The problem is that those low level civil service jobs can be stepping stones to more important jobs. It looks good on a resume, and rightly so. So the Republicans who gerrymandered my state’s districts 8 years ago may have gotten their start in those nondescript jobs 25 years ago.

I’ll be heading over to vote shortly. I’ll be voting Democrat or entering no vote. I will not vote Republican for any race or position. At this point, the party itself very much needs to get a message that they have veered widely away from acceptable standards.* They won’t get that message if people vote for their local favorite Republicans.

Also, fuck those guys.
*What standards? Any. All. Ethical. Political. National. International. They are not fit to govern.

There is a time to be a one-issue voter. That time is now.

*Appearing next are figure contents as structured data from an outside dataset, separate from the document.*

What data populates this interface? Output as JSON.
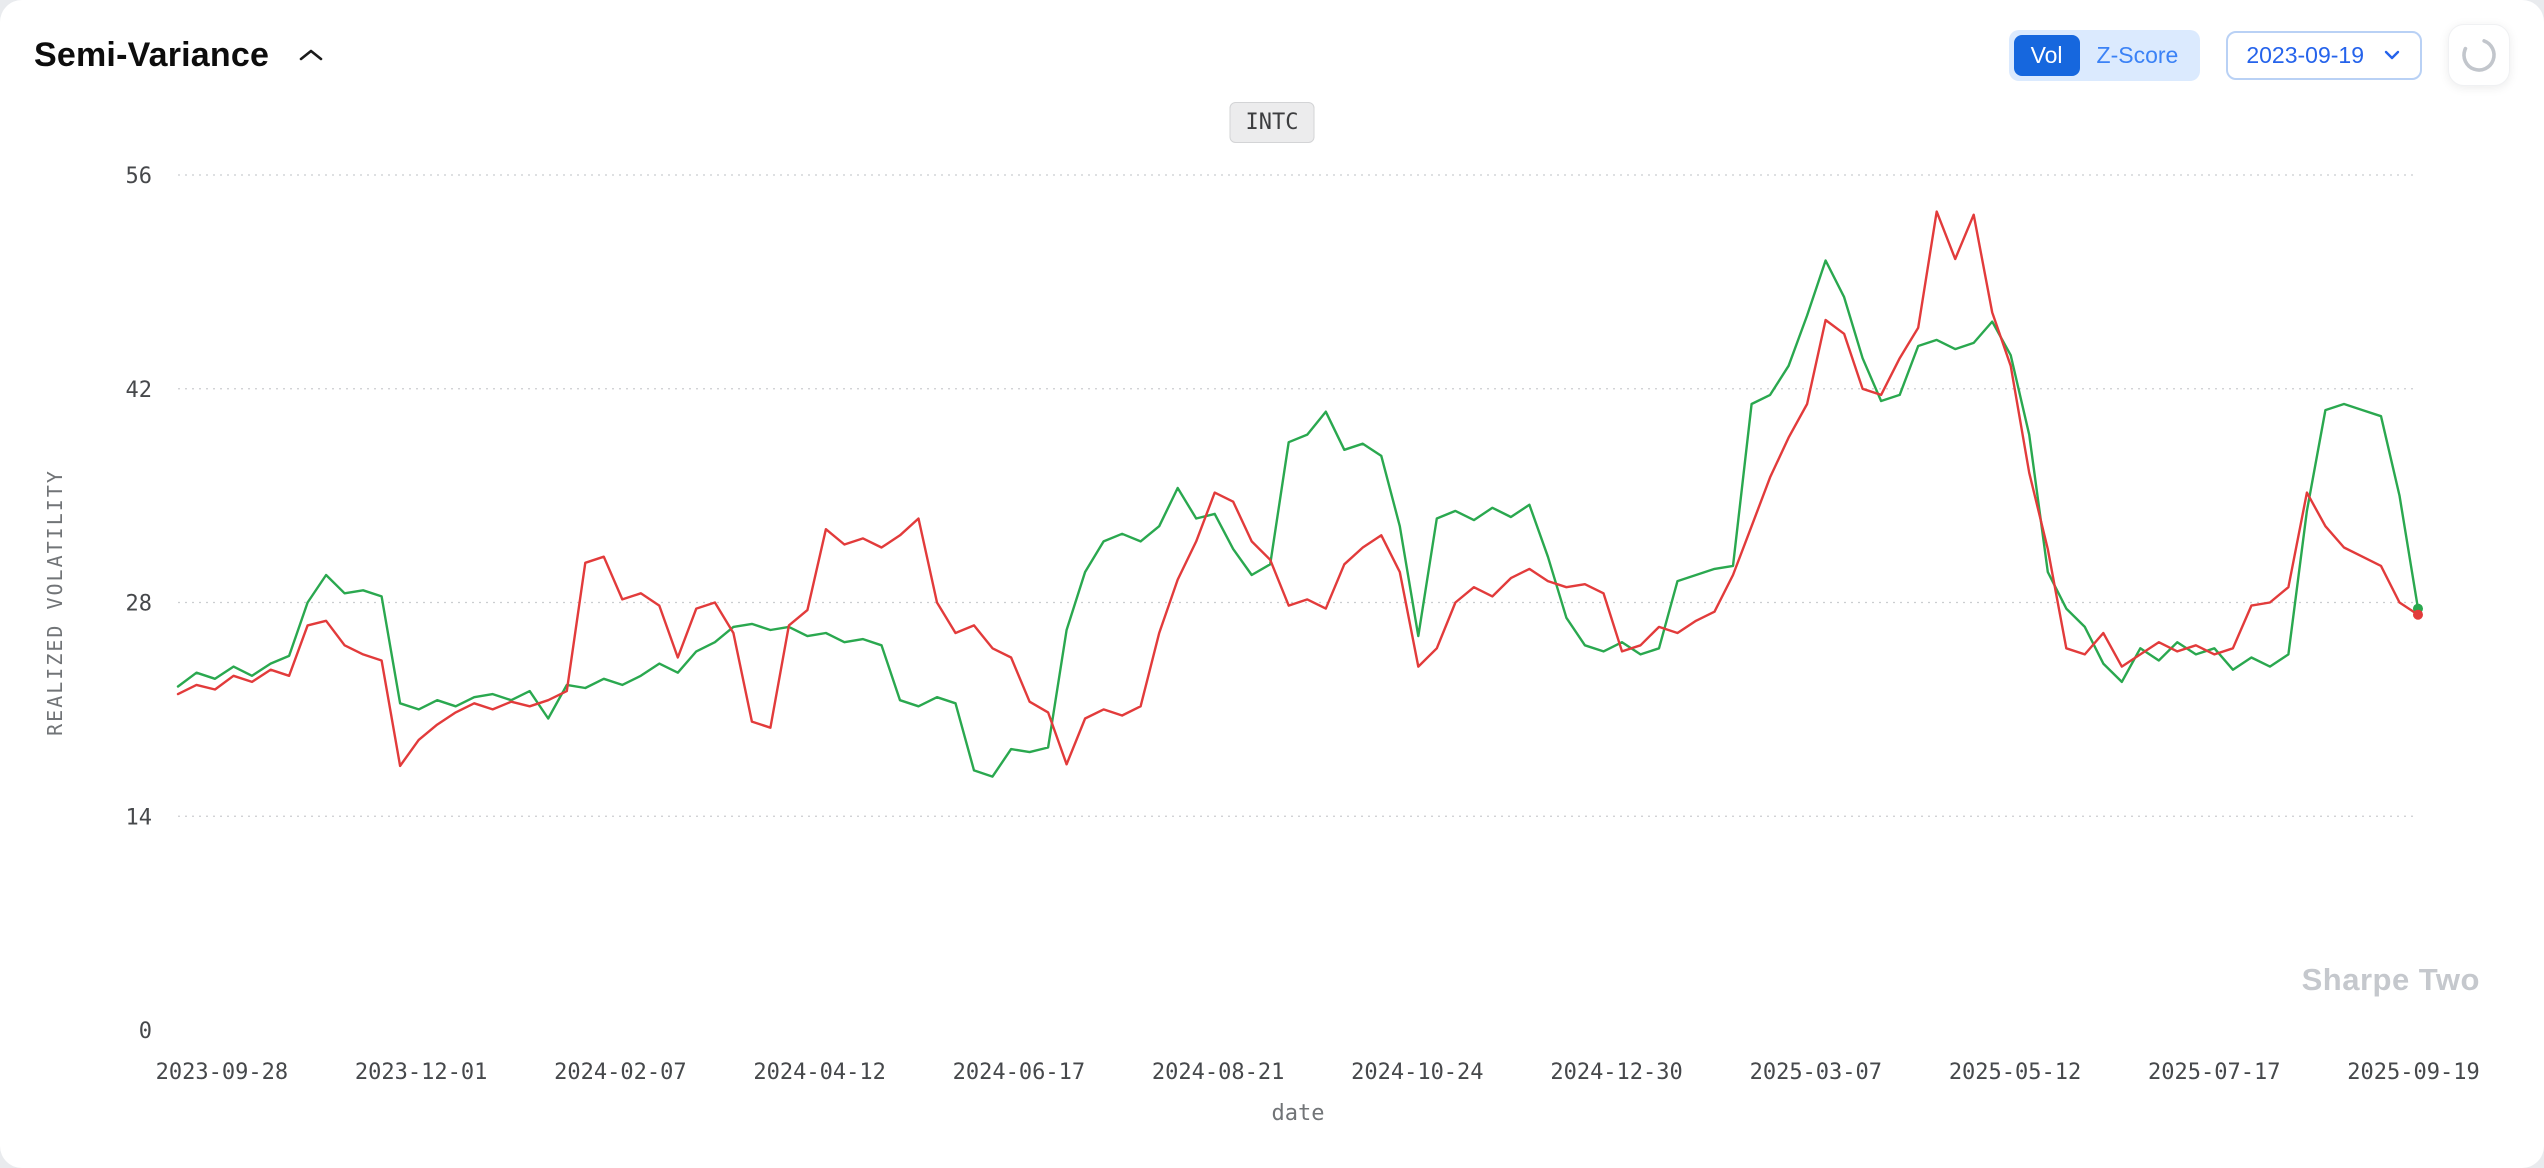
{
  "header": {
    "title": "Semi-Variance",
    "toggle": {
      "vol_label": "Vol",
      "zscore_label": "Z-Score",
      "active": "Vol"
    },
    "date_select": {
      "value": "2023-09-19"
    },
    "colors": {
      "accent_blue": "#1667de",
      "toggle_bg": "#dbeafe",
      "select_border": "#b9d1f5"
    }
  },
  "chart_data": {
    "type": "line",
    "title": "INTC",
    "xlabel": "date",
    "ylabel": "REALIZED VOLATILITY",
    "ylim": [
      0,
      56
    ],
    "y_ticks": [
      0,
      14,
      28,
      42,
      56
    ],
    "grid": "dotted-horizontal",
    "legend_position": "none",
    "watermark": "Sharpe Two",
    "x_ticks": [
      "2023-09-28",
      "2023-12-01",
      "2024-02-07",
      "2024-04-12",
      "2024-06-17",
      "2024-08-21",
      "2024-10-24",
      "2024-12-30",
      "2025-03-07",
      "2025-05-12",
      "2025-07-17",
      "2025-09-19"
    ],
    "series": [
      {
        "name": "green",
        "color": "#2aa84f",
        "values": [
          22.5,
          23.4,
          23.0,
          23.8,
          23.2,
          24.0,
          24.5,
          28.0,
          29.8,
          28.6,
          28.8,
          28.4,
          21.4,
          21.0,
          21.6,
          21.2,
          21.8,
          22.0,
          21.6,
          22.2,
          20.4,
          22.6,
          22.4,
          23.0,
          22.6,
          23.2,
          24.0,
          23.4,
          24.8,
          25.4,
          26.4,
          26.6,
          26.2,
          26.4,
          25.8,
          26.0,
          25.4,
          25.6,
          25.2,
          21.6,
          21.2,
          21.8,
          21.4,
          17.0,
          16.6,
          18.4,
          18.2,
          18.5,
          26.2,
          30.0,
          32.0,
          32.5,
          32.0,
          33.0,
          35.5,
          33.5,
          33.8,
          31.5,
          29.8,
          30.5,
          38.5,
          39.0,
          40.5,
          38.0,
          38.4,
          37.6,
          33.0,
          25.8,
          33.5,
          34.0,
          33.4,
          34.2,
          33.6,
          34.4,
          31.0,
          27.0,
          25.2,
          24.8,
          25.4,
          24.6,
          25.0,
          29.4,
          29.8,
          30.2,
          30.4,
          41.0,
          41.6,
          43.5,
          46.8,
          50.4,
          48.0,
          44.0,
          41.2,
          41.6,
          44.8,
          45.2,
          44.6,
          45.0,
          46.4,
          44.2,
          39.0,
          30.0,
          27.6,
          26.4,
          24.0,
          22.8,
          25.0,
          24.2,
          25.4,
          24.6,
          25.0,
          23.6,
          24.4,
          23.8,
          24.6,
          34.0,
          40.6,
          41.0,
          40.6,
          40.2,
          35.0,
          27.6
        ]
      },
      {
        "name": "red",
        "color": "#e23b3b",
        "values": [
          22.0,
          22.6,
          22.3,
          23.2,
          22.8,
          23.6,
          23.2,
          26.5,
          26.8,
          25.2,
          24.6,
          24.2,
          17.3,
          19.0,
          20.0,
          20.8,
          21.4,
          21.0,
          21.5,
          21.2,
          21.6,
          22.2,
          30.6,
          31.0,
          28.2,
          28.6,
          27.8,
          24.4,
          27.6,
          28.0,
          26.0,
          20.2,
          19.8,
          26.5,
          27.5,
          32.8,
          31.8,
          32.2,
          31.6,
          32.4,
          33.5,
          28.0,
          26.0,
          26.5,
          25.0,
          24.4,
          21.5,
          20.8,
          17.4,
          20.4,
          21.0,
          20.6,
          21.2,
          26.0,
          29.5,
          32.0,
          35.2,
          34.6,
          32.0,
          30.8,
          27.8,
          28.2,
          27.6,
          30.5,
          31.6,
          32.4,
          30.0,
          23.8,
          25.0,
          28.0,
          29.0,
          28.4,
          29.6,
          30.2,
          29.4,
          29.0,
          29.2,
          28.6,
          24.8,
          25.2,
          26.4,
          26.0,
          26.8,
          27.4,
          29.8,
          33.0,
          36.2,
          38.8,
          41.0,
          46.5,
          45.6,
          42.0,
          41.6,
          44.0,
          46.0,
          53.6,
          50.5,
          53.4,
          47.0,
          43.5,
          36.5,
          31.5,
          25.0,
          24.6,
          26.0,
          23.8,
          24.6,
          25.4,
          24.8,
          25.2,
          24.6,
          25.0,
          27.8,
          28.0,
          29.0,
          35.2,
          33.0,
          31.6,
          31.0,
          30.4,
          28.0,
          27.2
        ]
      }
    ]
  }
}
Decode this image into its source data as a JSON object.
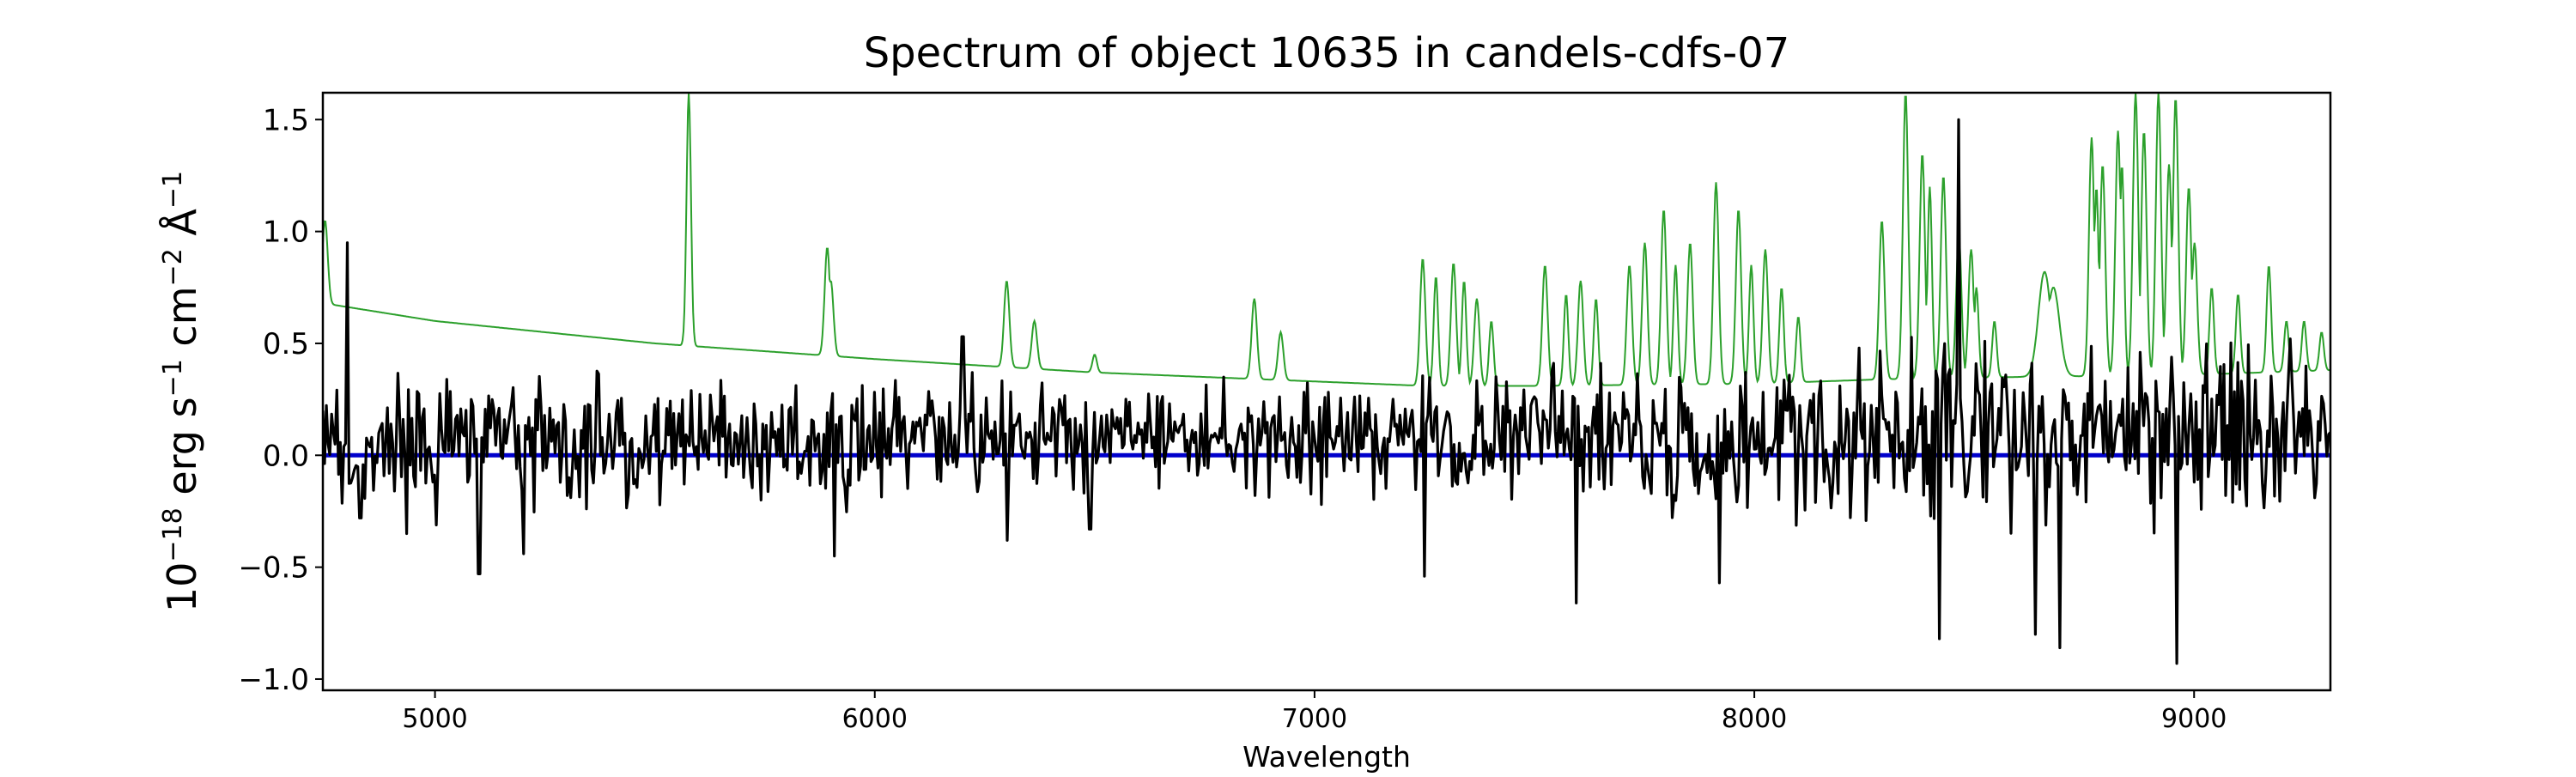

But, you’ll be happy to hear, I voted for a friend of mine to be reelected as county commissioner. He’s a Republican, but doesn’t like Trump.

No. Even if I could guarantee that the person on the other side will honor that agreement and won’t simply sneak off and vote anyway, I view voting as a sacred secular ritual I get to participate in. It’s also a way to affirmatively repudiate Trumpism. This morning I ritualistically poured my cup of water into the Blue Wave.

Voted. In my skirt, symbolizing whatever solidarities and 'tude possible.

A State Superintendent of Schools might not be negotiating foreign policy, or setting tax rates. But I really don’t want a school superintendent who chooses to identify with the party that puts children in cages. There’s a reason they call themselves Republicans, and nowadays it’s really hard to find good reasons to do that.

Or I actually went through my ballot and looked at each candidate’s positions on various issues and their willingness to support bad behavior within their own party, and made individual decisions that, in the end, resulted in me casting no votes for Republican candidates. I did vote for some small-C conservative state/district judges who, to the extent I could ascertain, seemed to be doing their jobs fairly and competently but those were technically non-partisan elections.

Unlike the assumption that, because I didn’t vote for a Republican, I must be biased against them based on their label rather than on my consideration of their individual merits? Yes, my policy positions are mostly left of center - but then surely voting for candidates that are more likely to enact or enable legislation I prefer and less likely to enact or enable legislation I don’t is the entire fucking point? That’s not “tribalism” in any sense.

I mentioned elsewhere that I was once a registered Republican and Bob Dole voter. It isn’t the Bob Doles of the party that are preventing me from voting GOP this year, largely because most of the Bob Doles have long since been purged.

I mean, I’m now registered Independent for a reason, that being that I no longer offer unconditional support to any political party. If either party want my vote, they need to either attract it or at least not actively repel it. And if neither are ideal, I’ll go for the least worst option.

Well, clearly you had a more diverse range of choices than the stolid Trump-thumpers and lying assholes of my area. My Congressman is probably a nice guy but he’s a hard-right party-line kind of guy who usually wins by a landslide so he’ll happily continue to be so whether I vote for him or not.

But when you vote, it just encourages The State. If nobody voted, nobody would win, and… something something something… PROFIT!!!

You also might be handed a congratulatory sticker by a Boomer, and that’s some scary shit.

Yes. I assumed religion had a role to play.

I got off my arse and voted more than a week ago (early voting, Texas).

Maybe you think your point is self-evident, but could you help out those who are not such intellectual giants and maybe explain what you think the above is supposed to accomplish?

Piss off the libruls?

How is this not a foreign power attempting to influence our elections???:slight_smile:

I’m 99% kidding. But there have been a huge number of Brit and Canadian celebrities the last two years trying to get people to vote a certain way.